You, your survival, and rural India.
Your survival depends on rural India. It may be a very tall claim to say this, but let us know if you agree, at the end of this post.
Let’s begin first, with a simple story. Once, there were 3 blind men who came across an elephant. One of them touched the leg of the elephant and thought it was a pillar. One touched its trunk and thought it was a pipe. Another touched its torso and thought it was a wall. None of them would ever see it was an elephant.

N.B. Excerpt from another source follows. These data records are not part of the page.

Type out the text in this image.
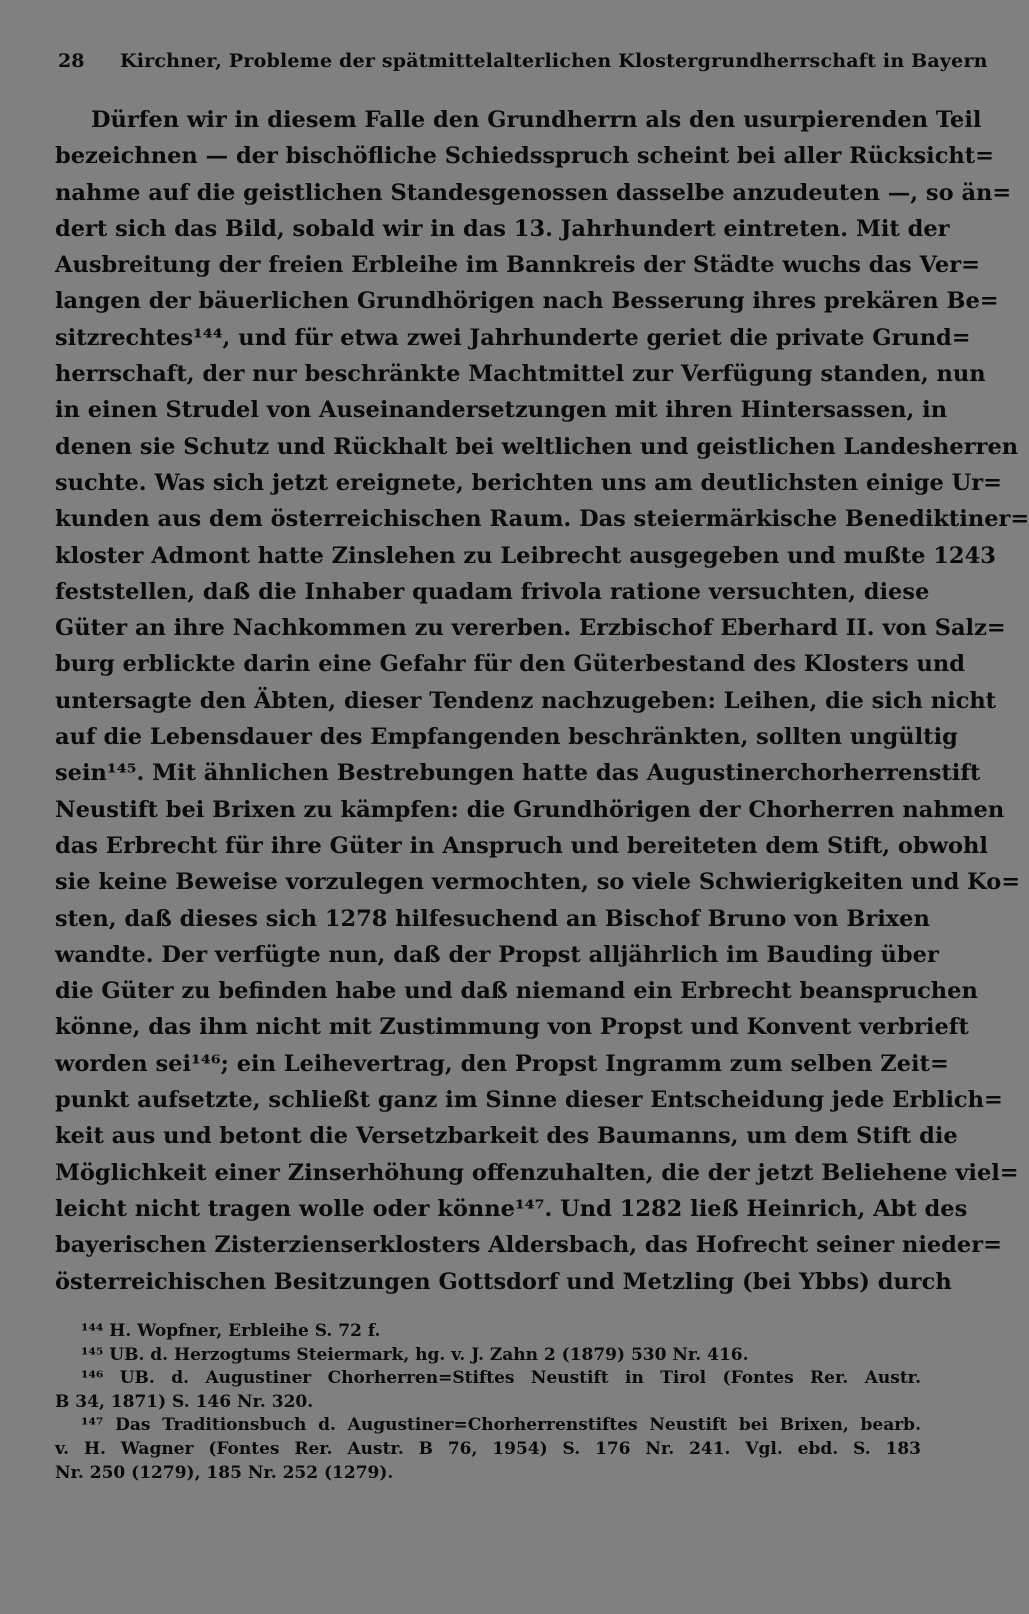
28 Kirchner, Probleme der spätmittelalterlichen Klostergrundherrschaft in Bayern
Dürfen wir in diesem Falle den Grundherrn als den usurpierenden Teil
bezeichnen — der bischöfliche Schiedsspruch scheint bei aller Rücksicht=
nahme auf die geistlichen Standesgenossen dasselbe anzudeuten —, so än=
dert sich das Bild, sobald wir in das 13. Jahrhundert eintreten. Mit der
Ausbreitung der freien Erbleihe im Bannkreis der Städte wuchs das Ver=
langen der bäuerlichen Grundhörigen nach Besserung ihres prekären Be=
sitzrechtes¹⁴⁴, und für etwa zwei Jahrhunderte geriet die private Grund=
herrschaft, der nur beschränkte Machtmittel zur Verfügung standen, nun
in einen Strudel von Auseinandersetzungen mit ihren Hintersassen, in
denen sie Schutz und Rückhalt bei weltlichen und geistlichen Landesherren
suchte. Was sich jetzt ereignete, berichten uns am deutlichsten einige Ur=
kunden aus dem österreichischen Raum. Das steiermärkische Benediktiner=
kloster Admont hatte Zinslehen zu Leibrecht ausgegeben und mußte 1243
feststellen, daß die Inhaber quadam frivola ratione versuchten, diese
Güter an ihre Nachkommen zu vererben. Erzbischof Eberhard II. von Salz=
burg erblickte darin eine Gefahr für den Güterbestand des Klosters und
untersagte den Äbten, dieser Tendenz nachzugeben: Leihen, die sich nicht
auf die Lebensdauer des Empfangenden beschränkten, sollten ungültig
sein¹⁴⁵. Mit ähnlichen Bestrebungen hatte das Augustinerchorherrenstift
Neustift bei Brixen zu kämpfen: die Grundhörigen der Chorherren nahmen
das Erbrecht für ihre Güter in Anspruch und bereiteten dem Stift, obwohl
sie keine Beweise vorzulegen vermochten, so viele Schwierigkeiten und Ko=
sten, daß dieses sich 1278 hilfesuchend an Bischof Bruno von Brixen
wandte. Der verfügte nun, daß der Propst alljährlich im Bauding über
die Güter zu befinden habe und daß niemand ein Erbrecht beanspruchen
könne, das ihm nicht mit Zustimmung von Propst und Konvent verbrieft
worden sei¹⁴⁶; ein Leihevertrag, den Propst Ingramm zum selben Zeit=
punkt aufsetzte, schließt ganz im Sinne dieser Entscheidung jede Erblich=
keit aus und betont die Versetzbarkeit des Baumanns, um dem Stift die
Möglichkeit einer Zinserhöhung offenzuhalten, die der jetzt Beliehene viel=
leicht nicht tragen wolle oder könne¹⁴⁷. Und 1282 ließ Heinrich, Abt des
bayerischen Zisterzienserklosters Aldersbach, das Hofrecht seiner nieder=
österreichischen Besitzungen Gottsdorf und Metzling (bei Ybbs) durch
¹⁴⁴ H. Wopfner, Erbleihe S. 72 f.
¹⁴⁵ UB. d. Herzogtums Steiermark, hg. v. J. Zahn 2 (1879) 530 Nr. 416.
¹⁴⁶ UB. d. Augustiner Chorherren=Stiftes Neustift in Tirol (Fontes Rer. Austr.
B 34, 1871) S. 146 Nr. 320.
¹⁴⁷ Das Traditionsbuch d. Augustiner=Chorherrenstiftes Neustift bei Brixen, bearb.
v. H. Wagner (Fontes Rer. Austr. B 76, 1954) S. 176 Nr. 241. Vgl. ebd. S. 183
Nr. 250 (1279), 185 Nr. 252 (1279).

In many ways, this is India. Where the bullock-cart and the BMW can be stuck in the same traffic jam, and nobody thinks it strange. For the up-and-coming English-speaking urbanite, India is all the hustle and bustle of the modern metros. It’s the open culture of heading to the pub after a hard day’s work. It’s sexually liberated young men and women who are trying to remove the shackles of caste, religion, and rituals to focus on their own individuality. In tier-two towns and cities, India is that blend of the past and the present, where the base is still conservative, but moving slowly to more liberal ideas. In the villages, however, the cultural fabric is still woven from ancient threads.
All of us agree, however, that the basic needs of our survival depend on 3 things: roti, kapda, makhaan. Food. Clothing. Shelter.
In Rural India, the torso of the elephant is where 65% of the country lives. That’s more than 780 million (78 crores) of us living in 663,17 villages, governed by 255,626 panchayats. In total there are 22 languages spoken in the country, across 28 states and 8 Union Territories. India has the 2nd largest arable land in the world, making it one of the largest, and oldest agrarian societies in the world. Yet their stories, struggles, and realities are left out of the mainstream conversations we have in its towns and cities. When we talk of business, we mainly discuss industrial development, services industry, and technology.
This is where, we, at Dharma, want to re-align our focus. Can we really consider growth and development by ignoring 65% of the country? We are not advanced if 86 million and more of us are still in poverty. And if the largest section of the poverty-stricken lives in rural India, then there is no advancement without considering them.
So, let’s consider it. What is rural India to you?
For some, it’s the deep roots of their ancestors, their lands, and their heritage. For some, it’s just the vague memory of a time in their family’s history, many generations ago. For quite a few, it’s not even a thought.
Here’s the reality: Every time we sit down to eat, we are able to do so because of rural India. The cotton, silk, hemp, flax, and jute in the clothes we wear are grown in rural India. The large apartment complexes and houses we live in are built by migrant rural workers. Agriculture and its allied activities provide employment for some 152 million in the country. Food production is an 800 billion-dollar industry. The cotton industry alone is 11.7 million hectares in size. Despite the many synthetic fibres we now have, the garments industry would not be able to survive without natural fibres. And real estate, a 1.72 billion-dollar industry, would be at a stand-still if not for laborers and their migrations into the cities.
Our roti. Our kappa. Our makhaan. There is no part of this that could be managed without the contributions of rural India. Do you agree, then, that this is a part of your survival?
With this in mind then, what should be our duty to this largest base of our country? This is the question that we, at Dharma Endeavours, work to answer.